Retired people want security. Moving home is a huge ordeal at their time of life so they will do their best to avoid it. They know that to get security they need to pay the rent on time and treat your property with respect. They also appreciate a long term lease so that there is never the worry of notice to quit hanging over them and for this, they are prepared to pay a premium. At the natural end of the tenancy, your property is in good condition.
Both tenant and landlord win. Stable, happy tenants and a guaranteed premium rent and relatively low maintenance costs. It's not all one way, though. To keep the tenants happy, do repairs very promptly and very well, and don't raise the rent. That can be done at the start of a new tenancy.
My favourite type of tenants are of course those tenants who have all their references ready (employment ref, previous landlord ref, last 3 months bank statements and some form of ID, holding fees at the ready and of course, those looking to stay long term (they can demonstrate this by not requiring a 6 month break clause in the contract).

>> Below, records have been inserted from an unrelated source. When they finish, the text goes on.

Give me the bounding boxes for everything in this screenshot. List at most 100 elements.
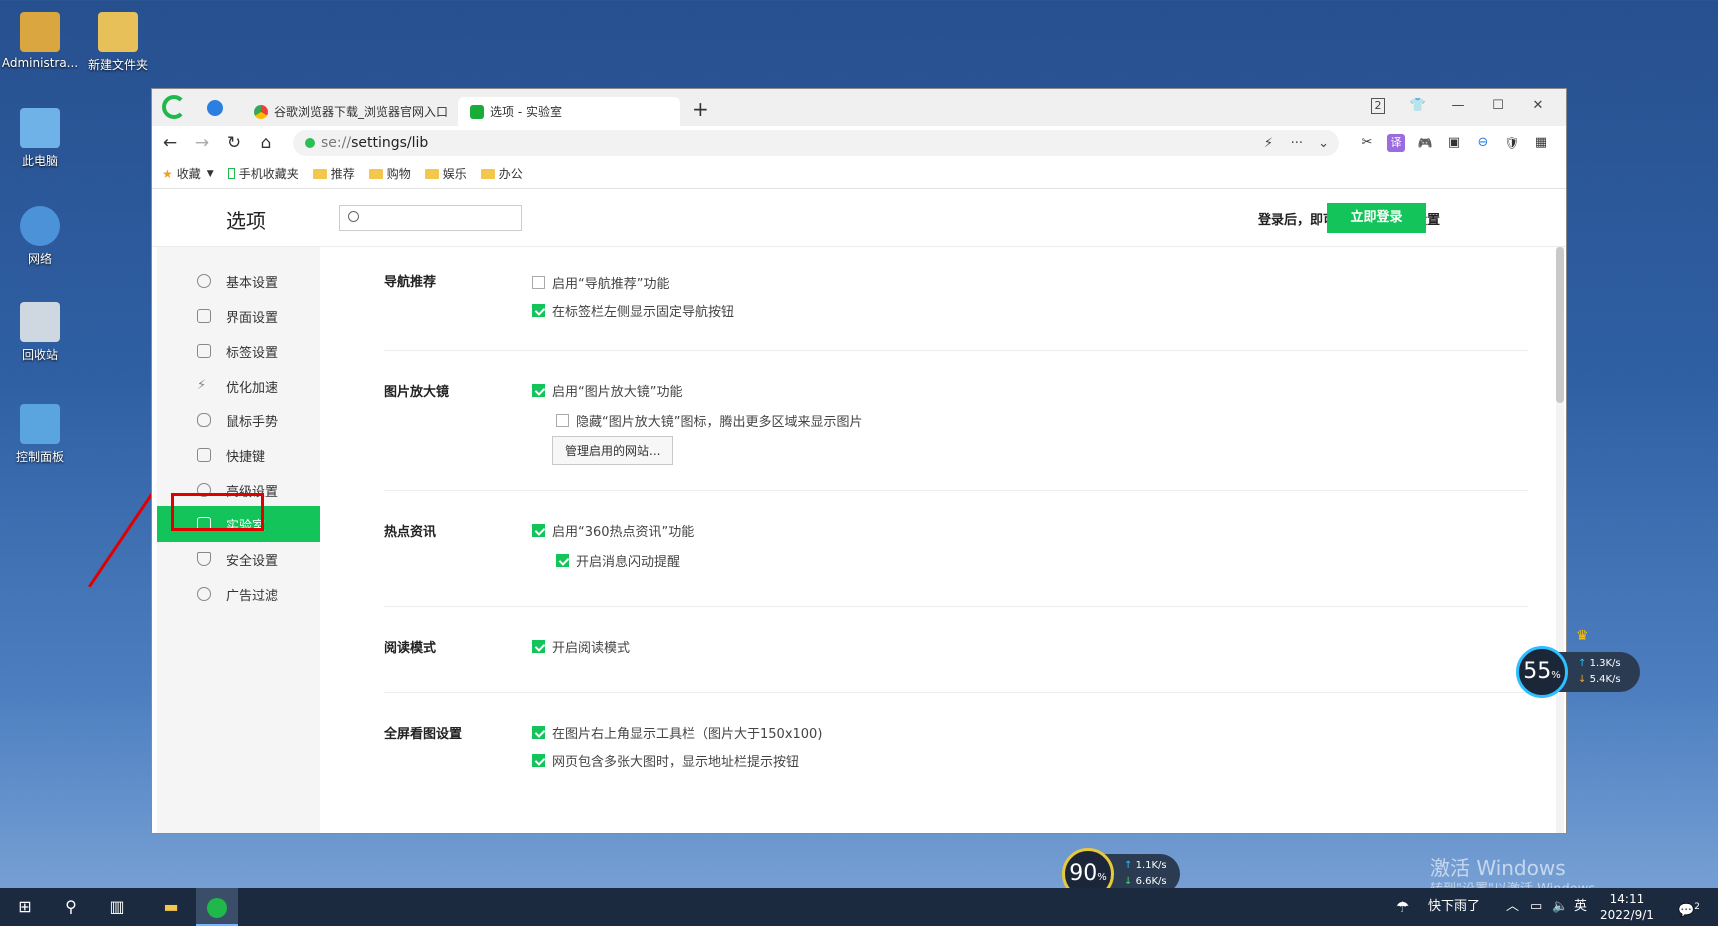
option-addressbar-hint[interactable]: 网页包含多张大图时，显示地址栏提示按钮	[532, 751, 799, 770]
tab-count-badge[interactable]: 2	[1367, 95, 1389, 117]
sidebar-item-mouse-gesture[interactable]: 鼠标手势	[157, 402, 320, 438]
option-show-fixed-nav[interactable]: 在标签栏左侧显示固定导航按钮	[532, 301, 734, 320]
login-button[interactable]: 立即登录	[1327, 203, 1426, 233]
sidebar-item-tabs[interactable]: 标签设置	[157, 333, 320, 369]
reload-button[interactable]: ↻	[218, 133, 250, 153]
bookmark-label: 推荐	[330, 167, 355, 181]
vip-crown-icon: ♛	[1576, 628, 1589, 644]
desktop-icon-recycle-bin[interactable]: 回收站	[0, 302, 80, 363]
tab-count-value: 2	[1371, 98, 1385, 114]
lightning-icon[interactable]: ⚡	[1264, 136, 1273, 151]
download-speed: ↓ 5.4K/s	[1578, 674, 1621, 685]
usage-percent: 90	[1069, 861, 1098, 886]
network-speed-widget[interactable]: ♛ 55% ↑ 1.3K/s ↓ 5.4K/s	[1516, 628, 1640, 698]
more-icon[interactable]: ···	[1291, 136, 1303, 151]
back-button[interactable]: ←	[154, 133, 186, 153]
weather-text[interactable]: 快下雨了	[1428, 888, 1480, 926]
option-image-toolbar[interactable]: 在图片右上角显示工具栏（图片大于150x100)	[532, 723, 822, 742]
minimize-button[interactable]: —	[1447, 95, 1469, 117]
sidebar-item-security[interactable]: 安全设置	[157, 541, 320, 577]
checkbox[interactable]	[532, 276, 545, 289]
bookmark-shopping[interactable]: 购物	[368, 165, 411, 182]
sidebar-item-basic[interactable]: 基本设置	[157, 263, 320, 299]
translate-icon[interactable]: 译	[1387, 134, 1405, 152]
checkbox[interactable]	[556, 414, 569, 427]
sidebar-item-label: 基本设置	[226, 275, 279, 291]
settings-wrench-icon	[470, 104, 484, 119]
checkbox[interactable]	[532, 524, 545, 537]
option-enable-reading-mode[interactable]: 开启阅读模式	[532, 637, 630, 656]
start-button[interactable]: ⊞	[4, 888, 46, 926]
tab-settings-lab[interactable]: 选项 - 实验室	[458, 97, 680, 126]
sidebar-item-optimize[interactable]: ⚡ 优化加速	[157, 368, 320, 404]
checkbox[interactable]	[556, 554, 569, 567]
new-tab-button[interactable]: +	[692, 97, 709, 121]
sidebar-item-shortcuts[interactable]: 快捷键	[157, 437, 320, 473]
taskbar: ⊞ ⚲ ▥ ▬ ☂ 快下雨了 ︿ ▭ 🔈 英 14:11 2022/9/1 💬2	[0, 888, 1718, 926]
file-explorer-icon[interactable]: ▬	[150, 888, 192, 926]
screenshot-icon[interactable]: ▣	[1445, 134, 1463, 152]
recycle-bin-icon	[20, 302, 60, 342]
skin-shirt-icon[interactable]: 👕	[1407, 95, 1429, 117]
url-path: settings/lib	[351, 135, 429, 151]
browser-taskbar-icon[interactable]	[196, 888, 238, 926]
bookmark-entertainment[interactable]: 娱乐	[424, 165, 467, 182]
content-scrollbar[interactable]	[1556, 247, 1564, 833]
forward-button[interactable]: →	[186, 133, 218, 153]
browser-logo-icon[interactable]	[162, 95, 186, 119]
sidebar-item-label: 标签设置	[226, 345, 279, 361]
option-enable-hot-news[interactable]: 启用“360热点资讯”功能	[532, 521, 694, 540]
tray-chevron-icon[interactable]: ︿	[1506, 888, 1519, 926]
option-flash-reminder[interactable]: 开启消息闪动提醒	[556, 551, 680, 570]
ime-indicator[interactable]: 英	[1574, 888, 1587, 926]
apps-grid-icon[interactable]: ▦	[1532, 134, 1550, 152]
manage-sites-button[interactable]: 管理启用的网站...	[552, 436, 674, 465]
search-icon[interactable]: ⚲	[50, 888, 92, 926]
clock[interactable]: 14:11 2022/9/1	[1600, 891, 1654, 923]
checkbox[interactable]	[532, 384, 545, 397]
weather-icon[interactable]: ☂	[1396, 888, 1409, 926]
download-icon[interactable]: ⤓	[1562, 134, 1566, 152]
task-view-icon[interactable]: ▥	[96, 888, 138, 926]
checkbox[interactable]	[532, 726, 545, 739]
bookmark-mobile[interactable]: 手机收藏夹	[227, 165, 299, 182]
scrollbar-thumb[interactable]	[1556, 247, 1564, 403]
settings-page: 选项 登录后，即可多端同步你的设置 立即登录 基本设置 界面设置 标签设置 ⚡ 优…	[152, 189, 1566, 833]
dropdown-icon[interactable]: ⌄	[1318, 136, 1329, 151]
block-icon[interactable]: ⊖	[1474, 134, 1492, 152]
option-enable-nav-recommend[interactable]: 启用“导航推荐”功能	[532, 273, 669, 292]
option-enable-magnifier[interactable]: 启用“图片放大镜”功能	[532, 381, 682, 400]
tab-chrome-download[interactable]: 谷歌浏览器下载_浏览器官网入口	[242, 97, 452, 126]
bookmark-recommend[interactable]: 推荐	[312, 165, 355, 182]
sidebar-item-label: 优化加速	[226, 380, 279, 396]
pinned-nav-icon[interactable]	[207, 100, 223, 116]
notification-button[interactable]: 💬2	[1678, 888, 1700, 926]
tab-title: 谷歌浏览器下载_浏览器官网入口	[274, 105, 449, 119]
bookmark-office[interactable]: 办公	[480, 165, 523, 182]
desktop-icon-this-pc[interactable]: 此电脑	[0, 108, 80, 169]
checkbox[interactable]	[532, 754, 545, 767]
desktop-icon-new-folder[interactable]: 新建文件夹	[78, 12, 158, 73]
maximize-button[interactable]: ☐	[1487, 95, 1509, 117]
user-folder-icon	[20, 12, 60, 52]
option-hide-magnifier-icon[interactable]: 隐藏“图片放大镜”图标，腾出更多区域来显示图片	[556, 411, 862, 430]
game-icon[interactable]: 🎮	[1416, 134, 1434, 152]
home-button[interactable]: ⌂	[250, 133, 282, 153]
desktop-icon-control-panel[interactable]: 控制面板	[0, 404, 80, 465]
scissors-icon[interactable]: ✂	[1358, 134, 1376, 152]
settings-search-input[interactable]	[339, 205, 522, 231]
checkbox[interactable]	[532, 304, 545, 317]
desktop-icon-label: 回收站	[21, 348, 58, 362]
desktop-icon-administrator[interactable]: Administra...	[0, 12, 80, 70]
desktop-icon-network[interactable]: 网络	[0, 206, 80, 267]
sidebar-item-interface[interactable]: 界面设置	[157, 298, 320, 334]
bookmark-favorites[interactable]: ★ 收藏 ▼	[162, 165, 214, 182]
checkbox[interactable]	[532, 640, 545, 653]
star-icon: ★	[162, 166, 173, 181]
network-tray-icon[interactable]: ▭	[1530, 888, 1542, 926]
address-bar[interactable]: se://settings/lib ⚡ ··· ⌄	[293, 130, 1339, 156]
sidebar-item-adblock[interactable]: 广告过滤	[157, 576, 320, 612]
volume-icon[interactable]: 🔈	[1552, 888, 1568, 926]
close-window-button[interactable]: ✕	[1527, 95, 1549, 117]
shield-icon[interactable]: 🛡	[1503, 134, 1521, 152]
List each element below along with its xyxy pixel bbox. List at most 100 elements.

A good sign from a perspective tenant is if they do a check on you (i.e. the private landlord) too e.g. they could do this by checking out your Linkedin profile, asking to speak to the departing tenants, checking to see where the private landlord is going to lodge their deposit. Nothing too evasive from their side but enough to show that they are serious diligent tenants that you can feel comfortable to trust that they will pay their rent in time and look after your property.
A tenant willing to pay 6 months in advance can also be considered a 'favourite type of tenant'! Once the tenant has moved in, a favourite tenant could be a tenant who does not disturb you for every minor thing e.g. change of lightbulb, loose screw but still someone who keeps their eyes and ears open to let you know asap if there is a problem so that you can deal with it promptly before the issue gets out of hand.
My all time favourite tenant was a city executive from Tokyo who, accustomed to the confined spaces and soaring prices of the Japanese property market, thought London flats were palatially large and extremely cheap. He clearly worked all hours and barely used the flat because when he left and I did the checkout inventory, the instruction manuals were still inside the brand new oven where I'd left them three years earlier!
I think the most important type of tenant is ones that you can have a good relationship with. We all have different personalities so finding ones that agree with you on major points and give all the answers you want would be the best. After that i wouldn't really be too bothered what the personal circumstances are as long as there are no obvious warning signs.